Oh, man. The first high definitely had to be choosing to show up for myself no matter what. Even in the muck of my alcohol addiction and mental health struggles, I knew that there had to be some glimmer of hope on the other side, even if I couldn’t see it at the time. My lows included being ostracized by my peer group in college, particularly men, acting out in blackouts, and isolating during major life changes such as graduation and moving across the country. The lowest low, in my opinion, was attempting to end my life in October 2017, and subsequently being involuntarily committed to 72 hours. After that, I voluntarily checked myself into rehab for a whole month, tipping the scales once again towards hope and another high point. Funnily enough, the highs and the lows are all relative – I now look back at my lows and notice that they helped to swing the pendulum the other way and sparked new breakthroughs in my healing and recovery.
What was the process like trying to find out the an approach to treatment that worked for you?

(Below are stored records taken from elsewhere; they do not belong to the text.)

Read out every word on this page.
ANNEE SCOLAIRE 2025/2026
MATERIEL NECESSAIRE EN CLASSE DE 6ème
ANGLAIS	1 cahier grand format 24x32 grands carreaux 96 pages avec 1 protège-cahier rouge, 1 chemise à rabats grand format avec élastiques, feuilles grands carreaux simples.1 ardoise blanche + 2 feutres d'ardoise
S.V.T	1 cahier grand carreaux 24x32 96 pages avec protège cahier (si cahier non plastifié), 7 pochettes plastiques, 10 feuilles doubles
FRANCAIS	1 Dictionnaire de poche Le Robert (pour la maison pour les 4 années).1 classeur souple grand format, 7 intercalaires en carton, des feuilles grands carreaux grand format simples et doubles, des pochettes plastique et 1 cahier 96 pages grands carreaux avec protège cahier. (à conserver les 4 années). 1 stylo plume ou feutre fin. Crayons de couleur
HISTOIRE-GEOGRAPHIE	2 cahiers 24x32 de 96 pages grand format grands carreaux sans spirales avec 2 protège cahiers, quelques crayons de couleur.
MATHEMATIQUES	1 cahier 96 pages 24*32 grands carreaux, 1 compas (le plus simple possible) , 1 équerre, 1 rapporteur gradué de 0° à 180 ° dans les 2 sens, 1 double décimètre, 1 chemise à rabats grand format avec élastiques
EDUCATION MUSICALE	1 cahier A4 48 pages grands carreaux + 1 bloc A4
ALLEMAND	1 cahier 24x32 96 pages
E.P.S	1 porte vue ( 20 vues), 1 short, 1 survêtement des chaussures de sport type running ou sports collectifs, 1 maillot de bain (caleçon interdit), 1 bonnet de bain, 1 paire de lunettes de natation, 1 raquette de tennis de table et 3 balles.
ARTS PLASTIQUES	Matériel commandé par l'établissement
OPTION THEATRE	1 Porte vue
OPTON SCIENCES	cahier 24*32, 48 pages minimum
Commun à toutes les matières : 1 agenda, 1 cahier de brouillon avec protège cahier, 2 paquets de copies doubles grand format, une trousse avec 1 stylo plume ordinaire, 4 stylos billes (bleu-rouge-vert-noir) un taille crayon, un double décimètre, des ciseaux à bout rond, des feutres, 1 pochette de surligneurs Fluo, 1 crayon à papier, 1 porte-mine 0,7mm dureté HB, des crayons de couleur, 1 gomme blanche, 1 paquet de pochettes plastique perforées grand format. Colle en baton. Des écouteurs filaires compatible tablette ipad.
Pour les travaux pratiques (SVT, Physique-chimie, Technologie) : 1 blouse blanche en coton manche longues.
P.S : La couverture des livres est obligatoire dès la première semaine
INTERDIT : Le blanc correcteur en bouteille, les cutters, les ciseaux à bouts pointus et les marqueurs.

It definitely has been a process of trial and error to find a treatment/self care plan that is sustainable. The biggest common denominator, however, was cutting alcohol out of the equation. There was no question that it provided nothing beneficial for my life and would only dampen the breakthroughs that I did have in other aspects of healing. Since we are a military family, moving to two different states within three years has affected my ability to find and form a bond with a therapist, so it’s an ongoing process as well. However, I am excited to have found medication that has balanced out my brain and helps me manage anxiety and depression on a more level scale. It is always a work in progress, and always will be, but internalizing that I am worthy of healing has made all the difference.
What is one thing you didn’t expect to learn from this journey?
One thing that surprised me in particular was how it would affect my storytelling capabilities. As a communications major in college, I’ve always been pretty adept at writing papers or analyzing rhetoric – but when I spoke my truth and came from a vulnerable place, words flowed out like I had never experienced before. That’s why I’m so adamant about helping other women who may still carry shame around, whatever that may look like. Once you’ve cracked open and looked inside, there is a story inside all of us that is needed in this world.
Where are you at today with everything?
Today, I am 16 months sober with a passion for helping other women own their narrative, whatever that may be. My main focus in content creation involve sobriety training wheels, destigmatizing mental health in daily life, and celebrating the small wins in recovery. I currently utilize journaling, exercise, meditation, virtual support, and my husband/puppy as my recovery life jackets. I’m also in the middle of adjusting medication situated for my anxiety and depression, which is a resource to be immensely grateful for in healthcare. Although these are conditions to manage on a daily basis, I’m proud to be a voice for normalizing and encouraging mental health awareness.